Gustavo Mehl: Ja, es wird eine intensive Zeit sein, ein Monat kollektiver Anspannung. Aber es wird auch die erste WM sein, bei der sich nicht mehr alles um unsere große Leidenschaft für den Fußball dreht. Sondern ist wird auch politische Debatten und Demonstrationen geben.
Sie sind Mitglied des „Comitê Popular da Copa“ Rio de Janeiros. Was sind diese Volkskomitees?
Hier haben sich 2009 in den zwölf WM-Städten soziale Bewegungen und Initiativen der Zivilgesellschaft, Wissenschaftler und Aktivisten zusammengeschlossen, um die Vorbereitungen zur WM und den Olympischen Spielen in Rio 2016 und ihre Auswirkungen kritisch zu begleiten. 2011 haben wir schließlich einen landesweiten Zusammenschluss geschaffen.

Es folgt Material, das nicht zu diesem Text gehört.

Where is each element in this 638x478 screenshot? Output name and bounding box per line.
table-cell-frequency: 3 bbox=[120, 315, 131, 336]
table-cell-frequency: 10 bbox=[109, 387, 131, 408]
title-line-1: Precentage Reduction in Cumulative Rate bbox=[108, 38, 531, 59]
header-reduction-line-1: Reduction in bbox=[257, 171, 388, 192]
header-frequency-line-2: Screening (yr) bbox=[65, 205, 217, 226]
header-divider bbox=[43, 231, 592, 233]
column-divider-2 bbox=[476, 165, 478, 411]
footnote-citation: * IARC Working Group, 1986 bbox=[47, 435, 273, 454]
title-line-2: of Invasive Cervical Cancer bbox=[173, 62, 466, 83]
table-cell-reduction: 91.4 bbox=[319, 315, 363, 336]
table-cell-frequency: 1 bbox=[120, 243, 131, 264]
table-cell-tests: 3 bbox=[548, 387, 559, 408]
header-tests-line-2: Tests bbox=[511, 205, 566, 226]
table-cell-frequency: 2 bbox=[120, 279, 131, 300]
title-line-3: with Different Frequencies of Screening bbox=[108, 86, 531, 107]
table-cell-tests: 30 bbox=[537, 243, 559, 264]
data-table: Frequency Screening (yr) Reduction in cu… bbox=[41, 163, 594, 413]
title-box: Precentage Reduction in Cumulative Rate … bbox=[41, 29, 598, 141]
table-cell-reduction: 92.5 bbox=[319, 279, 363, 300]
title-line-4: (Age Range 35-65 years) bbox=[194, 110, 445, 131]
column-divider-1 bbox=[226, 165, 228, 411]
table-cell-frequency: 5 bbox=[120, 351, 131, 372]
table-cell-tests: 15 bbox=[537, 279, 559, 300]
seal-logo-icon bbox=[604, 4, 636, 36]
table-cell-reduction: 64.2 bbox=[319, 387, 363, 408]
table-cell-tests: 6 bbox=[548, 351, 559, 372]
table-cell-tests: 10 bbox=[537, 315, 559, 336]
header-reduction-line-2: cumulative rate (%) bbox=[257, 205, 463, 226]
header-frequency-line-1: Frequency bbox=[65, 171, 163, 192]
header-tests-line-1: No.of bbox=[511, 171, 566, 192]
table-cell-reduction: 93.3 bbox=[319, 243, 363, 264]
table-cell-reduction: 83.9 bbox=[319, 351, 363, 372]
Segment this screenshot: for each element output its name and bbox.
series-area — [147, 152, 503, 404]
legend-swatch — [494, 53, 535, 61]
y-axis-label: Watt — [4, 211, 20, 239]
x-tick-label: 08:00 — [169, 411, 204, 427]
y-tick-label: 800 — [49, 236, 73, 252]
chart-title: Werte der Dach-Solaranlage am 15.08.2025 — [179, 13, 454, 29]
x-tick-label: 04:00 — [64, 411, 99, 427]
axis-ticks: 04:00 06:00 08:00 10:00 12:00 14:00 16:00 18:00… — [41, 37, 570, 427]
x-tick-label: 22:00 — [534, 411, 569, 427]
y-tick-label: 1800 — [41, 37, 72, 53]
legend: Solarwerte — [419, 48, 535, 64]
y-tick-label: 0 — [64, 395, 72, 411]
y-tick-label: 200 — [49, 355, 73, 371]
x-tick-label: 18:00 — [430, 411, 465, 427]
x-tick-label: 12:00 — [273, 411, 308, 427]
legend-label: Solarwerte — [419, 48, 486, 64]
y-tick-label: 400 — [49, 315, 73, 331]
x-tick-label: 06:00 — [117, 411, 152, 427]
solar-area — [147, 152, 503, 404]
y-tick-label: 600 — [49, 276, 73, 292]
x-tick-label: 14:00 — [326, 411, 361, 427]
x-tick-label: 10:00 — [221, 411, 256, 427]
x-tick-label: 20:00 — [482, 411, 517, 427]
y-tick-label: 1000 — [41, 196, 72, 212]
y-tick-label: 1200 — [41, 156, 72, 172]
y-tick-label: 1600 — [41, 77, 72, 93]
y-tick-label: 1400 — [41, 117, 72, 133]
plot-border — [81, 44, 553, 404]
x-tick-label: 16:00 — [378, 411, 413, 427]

Die Komitees waren also schon vor den Protesten im Juni 2013 aktiv?
Ja. Bereits 2007 wurde in Rio de Janeiro ein Vorläufer-Komitee anlässlich der Panamerikanischen Spiele gegründet. Denn diese sportlichen Megaevents sind Veranstaltungen, die fast ausschließlich die Interessen der Privatwirtschaft bedienen. Mit öffentlichem Geld werden groß angelegte städtische Umstrukturierungen finanziert, die den meisten Menschen nichts bringen. Es geht nicht um Verbesserungen der Lebensbedingungen, sondern allein um das Riesengeschäft WM, um die Gewinne großer Unternehmen, transnationaler wie brasilianischer.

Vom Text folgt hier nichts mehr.